Dr. Kendra Baumgartner of the Agricultural Research Service (ARS) led the winning grant team in concert with NGWI. Joining her on the trans-disciplinary team will be ARS colleague Dr. Themis Michailides, as well as Dr. Grant Cramer of the University of Nevada, Reno. The team will pioneer innovative diagnostic tools, and hopes to include a mobile device application to aid in vineyard diagnoses of trunk diseases including Eutypa and Botryosphaeria.
"We will seek methods to detect disease symptoms in grape leaves and shoots, which would allow growers to know earlier whether their vines were infected," said Dr. Baumgartner. "Our work will use state-of-the-art tools like special CT scans from Lawrence Berkeley Laboratory, to understand how these diseases affect vines at the molecular level, which will help lead to more effective treatment regimes."
Acknowledging that trunk diseases are one the most critical challenges facing grape growers and producers, NGWI members are donating their own land as real-life laboratories for the experiments. This will include table grapes from two different regions, and wine grapes from five.
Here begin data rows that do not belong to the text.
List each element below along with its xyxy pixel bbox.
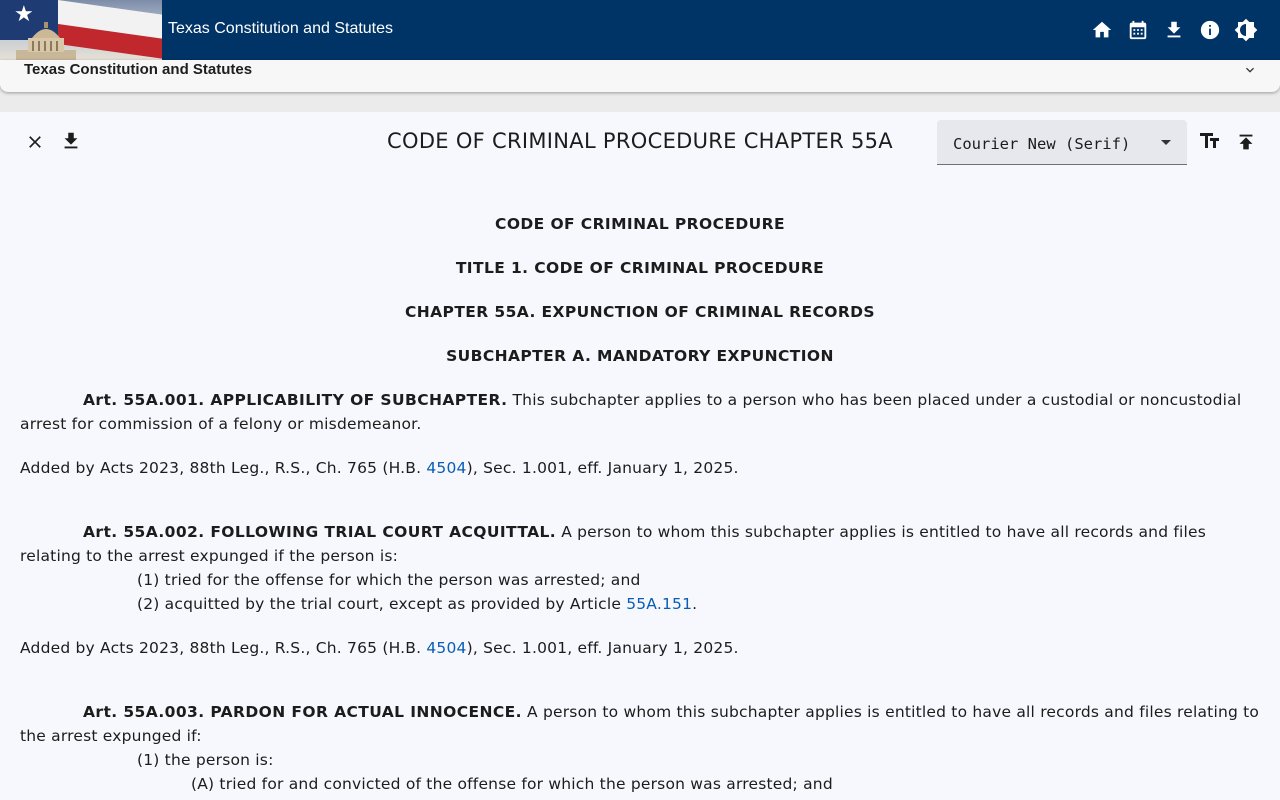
article-heading: Art. 55A.001. APPLICABILITY OF SUBCHAPTE… (83, 391, 508, 409)
bill-link[interactable]: 4504 (426, 459, 466, 477)
info-icon[interactable] (1198, 18, 1222, 42)
font-select-value: Courier New (Serif) (953, 135, 1131, 153)
document-toolbar: CODE OF CRIMINAL PROCEDURE CHAPTER 55A C… (0, 112, 1280, 172)
download-icon[interactable] (1162, 18, 1186, 42)
app-bar: ★ Texas Constitution and Statutes (0, 0, 1280, 60)
panel-title: Texas Constitution and Statutes (24, 61, 253, 78)
list-item-text: (2) acquitted by the trial court, except… (137, 595, 627, 613)
home-icon[interactable] (1090, 18, 1114, 42)
article-heading: Art. 55A.002. FOLLOWING TRIAL COURT ACQU… (83, 523, 557, 541)
subchapter-heading: SUBCHAPTER A. MANDATORY EXPUNCTION (446, 347, 834, 365)
source-note-text: Added by Acts 2023, 88th Leg., R.S., Ch.… (20, 639, 427, 657)
scroll-to-top-icon[interactable] (1234, 130, 1258, 154)
list-item: (1) the person is: (137, 751, 274, 769)
title-heading: TITLE 1. CODE OF CRIMINAL PROCEDURE (455, 259, 825, 277)
article-paragraph: Art. 55A.001. APPLICABILITY OF SUBCHAPTE… (20, 388, 1260, 436)
chevron-down-icon[interactable] (1242, 62, 1258, 78)
statutes-expansion-panel[interactable]: Texas Constitution and Statutes (0, 60, 1280, 92)
article-heading: Art. 55A.003. PARDON FOR ACTUAL INNOCENC… (83, 703, 522, 721)
list-item: (A) tried for and convicted of the offen… (191, 775, 833, 793)
source-note-text: ), Sec. 1.001, eff. January 1, 2025. (466, 459, 739, 477)
brightness-icon[interactable] (1234, 18, 1258, 42)
texas-capitol-logo[interactable]: ★ (0, 0, 162, 60)
article-paragraph: Art. 55A.003. PARDON FOR ACTUAL INNOCENC… (20, 700, 1260, 748)
article-link[interactable]: 55A.151 (626, 595, 692, 613)
list-item: (2) acquitted by the trial court, except… (20, 592, 1260, 616)
statute-text: CODE OF CRIMINAL PROCEDURE TITLE 1. CODE… (20, 212, 1260, 796)
download-document-icon[interactable] (59, 129, 83, 153)
list-item-text: . (692, 595, 698, 613)
dropdown-arrow-icon (1161, 140, 1171, 145)
font-family-select[interactable]: Courier New (Serif) (937, 120, 1187, 165)
source-note: Added by Acts 2023, 88th Leg., R.S., Ch.… (20, 636, 1260, 660)
document-viewer: CODE OF CRIMINAL PROCEDURE CHAPTER 55A C… (0, 112, 1280, 800)
app-title: Texas Constitution and Statutes (168, 20, 394, 37)
close-icon[interactable] (23, 130, 47, 154)
chapter-heading: CHAPTER 55A. EXPUNCTION OF CRIMINAL RECO… (405, 303, 875, 321)
source-note-text: Added by Acts 2023, 88th Leg., R.S., Ch.… (20, 459, 427, 477)
source-note: Added by Acts 2023, 88th Leg., R.S., Ch.… (20, 456, 1260, 480)
calendar-icon[interactable] (1126, 18, 1150, 42)
article-paragraph: Art. 55A.002. FOLLOWING TRIAL COURT ACQU… (20, 520, 1260, 568)
list-item: (1) tried for the offense for which the … (137, 571, 641, 589)
bill-link[interactable]: 4504 (426, 639, 466, 657)
text-size-icon[interactable] (1198, 129, 1222, 153)
code-heading: CODE OF CRIMINAL PROCEDURE (495, 215, 785, 233)
source-note-text: ), Sec. 1.001, eff. January 1, 2025. (466, 639, 739, 657)
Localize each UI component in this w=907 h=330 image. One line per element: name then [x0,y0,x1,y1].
NGWI members will also provide ongoing input as participants on the project's advisory board.
"We are excited about this project not just because of its practical implications for the grape industry," said NGWI's Scharlau. "It also underscores the value of a system that allows agriculture to identify the needs and priorities so that innovative research can focus on solutions that will have the maximum impact."
She said that these efforts to combat trunk diseases are a prime example of how SCRI was intended to work pursuant to the 2008 Farm Bill. Said Scharlau, "This grant should serve as a reminder to Congress about the need to ensure a vibrant SCRI program for the future."